State after state, some 45 in all, continue to suffer major budget shortfalls due to increased costs of anti-immigrant “enforcement only” local laws.

According to a report released last January by the National Employment Law Project, laws designed to “crack down” on undocumented immigrants lead to struggling economies after immigrant families abandoned the state.

It’s no surprise that the country’s estimated 12 million undocumented immigrants represent an important sum contribution to the local economies where they reside. Yet anti-immigrant and crack-down policies subject towns and cities — and the country as a whole — to grave economic risks. Immigrants are people who work hard and pay taxes — sales tax, property tax, income and Social Security taxes and more — that help stimulate and boost state economies.

The report found that Utah, Arizona, and Colorado are spending millions of taxpayer dollars in on punitive anti-immigrant ordinances that deny people basic human services. That denial of services, along with whipped up fear, drive both documented and undocumented from the area.

In Arizona, economic output would drop $29 billion annually if all non-citizens, including undocumented workers, were removed from Arizona’s workforce.

Many ordinances lead to costly and unnecessary litigation as well. In Riverside, N.J., a town of 8,000 has already spent $82,000 in legal fees defending its anti-immigrant ordinance, which was rescinded in September 2007.

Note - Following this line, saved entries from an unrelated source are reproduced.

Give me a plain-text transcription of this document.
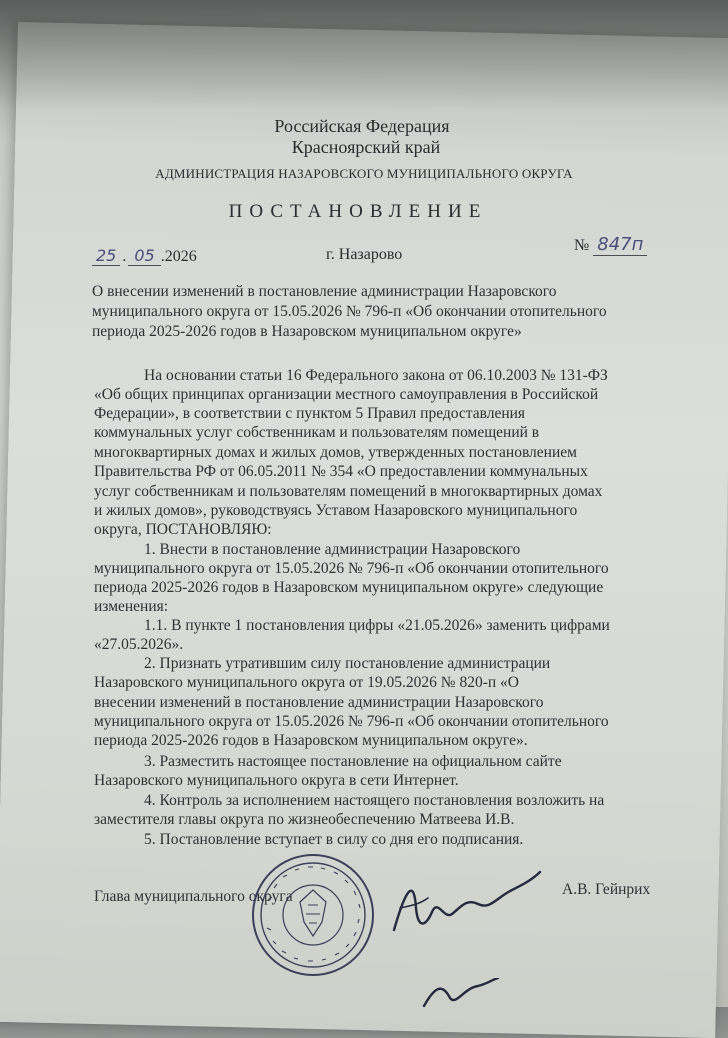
Российская Федерация
Красноярский край
АДМИНИСТРАЦИЯ НАЗАРОВСКОГО МУНИЦИПАЛЬНОГО ОКРУГА
ПОСТАНОВЛЕНИЕ
25 . 05 .2026	г. Назарово
№ 847п
О внесении изменений в постановление администрации Назаровского
муниципального округа от 15.05.2026 № 796-п «Об окончании отопительного
периода 2025-2026 годов в Назаровском муниципальном округе»
На основании статьи 16 Федерального закона от 06.10.2003 № 131-ФЗ
«Об общих принципах организации местного самоуправления в Российской
Федерации», в соответствии с пунктом 5 Правил предоставления
коммунальных услуг собственникам и пользователям помещений в
многоквартирных домах и жилых домов, утвержденных постановлением
Правительства РФ от 06.05.2011 № 354 «О предоставлении коммунальных
услуг собственникам и пользователям помещений в многоквартирных домах
и жилых домов», руководствуясь Уставом Назаровского муниципального
округа, ПОСТАНОВЛЯЮ:
1. Внести в постановление администрации Назаровского
муниципального округа от 15.05.2026 № 796-п «Об окончании отопительного
периода 2025-2026 годов в Назаровском муниципальном округе» следующие
изменения:
1.1. В пункте 1 постановления цифры «21.05.2026» заменить цифрами
«27.05.2026».
2. Признать утратившим силу постановление администрации
Назаровского муниципального округа от 19.05.2026 № 820-п «О
внесении изменений в постановление администрации Назаровского
муниципального округа от 15.05.2026 № 796-п «Об окончании отопительного
периода 2025-2026 годов в Назаровском муниципальном округе».
3. Разместить настоящее постановление на официальном сайте
Назаровского муниципального округа в сети Интернет.
4. Контроль за исполнением настоящего постановления возложить на
заместителя главы округа по жизнеобеспечению Матвеева И.В.
5. Постановление вступает в силу со дня его подписания.
Глава муниципального округа	А.В. Гейнрих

The federal raid on the meatpacking plant in Iowa last year cost U.S. taxpayers $6.1 million, with a price tag of $5.2 million for the Immigration and Customs Enforcement agency, followed by another $1 million for the U.S. Marshall and U.S. District Court.

There is also a human cost to such broken policies. A two-month year-old baby of immigrant parents had diarrhea for ten days in Oklahoma. The child’s parents were afraid they would be deported under a state law if they admitted him to a hospital. By the time they took him to a clinic it was too late and the child died of a ruptured intestine that could have easily been treatable.

States anti-immigrant laws cost $1.8 billion in economic losses as foreign-born workers continue to flee.

The real problem for state treasuries come down to unscrupulous employers who pay workers “off the books” and fail to offer a lawful wage or safe working environment. Labor laws that protect all workers — with or without papers — coupled with comprehensive immigration reform are what cities and towns nationwide should demand.

No U.S. employer should be allowed to exploit any employee or deny any worker the right to organize and join unions, nor should they be allowed to use the threat of raids and deportations against their employees trying to win better conditions by collective organizing.

We are living in a time where jobs are scarce, business is down and unemployment is up. The country is suffering its biggest economic crisis since the Great Depression and towns, cities and states need to see immigrant communities as part of the answer, not the problem.

Now more than ever is the time for practical, long term solutions. All Americans should let President Barack Obama and Congress know you support passing comprehensive immigration reform, which includes a path to legalization and citizenship. The economy can only gain from it.